The Rhode Island Marine Archaeology Project (RIMAP) will announce recent research progress in the Search for the Lord Sandwich ex Endeavour at:
10 a.m., Wednesday May 4, at the Rhode Island Historical Preservation and Heritage Commission
Old State House, 150 Benefit Street, Providence, RI.
Centuries after it was lost, Rhode Island marine archaeologists say they have likely found the HMS Endeavour, which Capt. Cook sailed on when he discovered Australia, sunken in Newport Harbor.
The Rhode Island Marine Archaeology Project (RIMAP) has mapped 9 archaeological sites of the 13 ships that were scuttled in Newport Harbor in 1778, during the American Revolution. A recent Australian National Maritime Museum grant allowed RIMAP to locate historic documents in London that identify the groups of ships in that fleet of 13, and where each group was scuttled. One group of 5 ships included the Lord Sandwich transport, formerly Capt. James Cook’s Endeavour Bark. RIMAP now knows the general area of Newport Harbor where those five ships were scuttled, and in previous work had already mapped 4 of the sites there. A recent analysis of remote sensing data suggests that the 5th site may still exist, too. That means the Rhode Island Marine Archaeology Project now has an 80 to 100% chance that the Lord Sandwich is still in Newport Harbor, and because the Lord Sandwich was Capt. Cook’s Endeavour, that means RIMAP has found her, too.

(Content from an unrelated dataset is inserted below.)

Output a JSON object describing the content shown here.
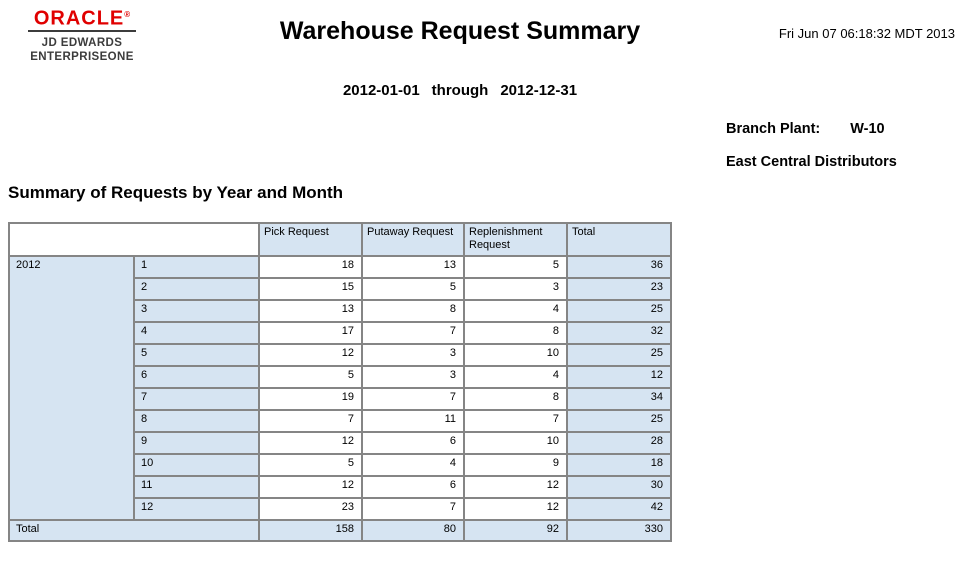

On May 4 RIMAP will describe its 2016 plans to confirm the 5th shipwreck in the limited study area, and will outline what must be done in the future to determine which of the 5 sites there is which ship. The next phase of the archaeological investigation will require a more intense study of each vessel’s structure and its related artifacts. However, before that next phase may begin, there must be a proper facility in place to conserve, manage, display, and store the waterlogged material removed from the archaeological sites. Therefore RIMAP has begun the capital campaign to create the facility to satisfy those technical requirements and allow the intense archaeological fieldwork to begin. The ships in Newport were scuttled in the days leading up to the August 1778 Battle of Rhode Island in Portsmouth, and RIMAP hopes to build its facility at Butts Hill Fort, the center of the American line during that Battle.
May 4, 2016, is Rhode Island’s 240th birthday because it is the anniversary of the Rhode Island Colonial legislature’s disavowal of loyalty to the King of England on May 4, 1776. That was two months before all the colonies issued the formal Declaration of Independence. Tourism related to Rhode Island’s magnificent history is a major economic driver for our state, and the submerged cultural resources here are an as yet undeveloped aspect of that industry. All of the 13 ships lost in Newport during the Revolution are important to American history, but it will be a national celebration in Australia when RIMAP identifies the Lord Sandwich exEndeavour. So for RIMAP to be closing in one of the most important shipwrecks in world history, for that ship to be found in Newport, and for it to have an international reputation, should be an intriguing birthday gift for all of Rhode Island.
The May 4 event is open to the public, and RIMAP representatives will discuss the “Search for Endeavour,” there will be summaries of past research, and the opportunity to ask questions about future plans. That day graphics and other materials related to this effort will also be placed on this website for public review.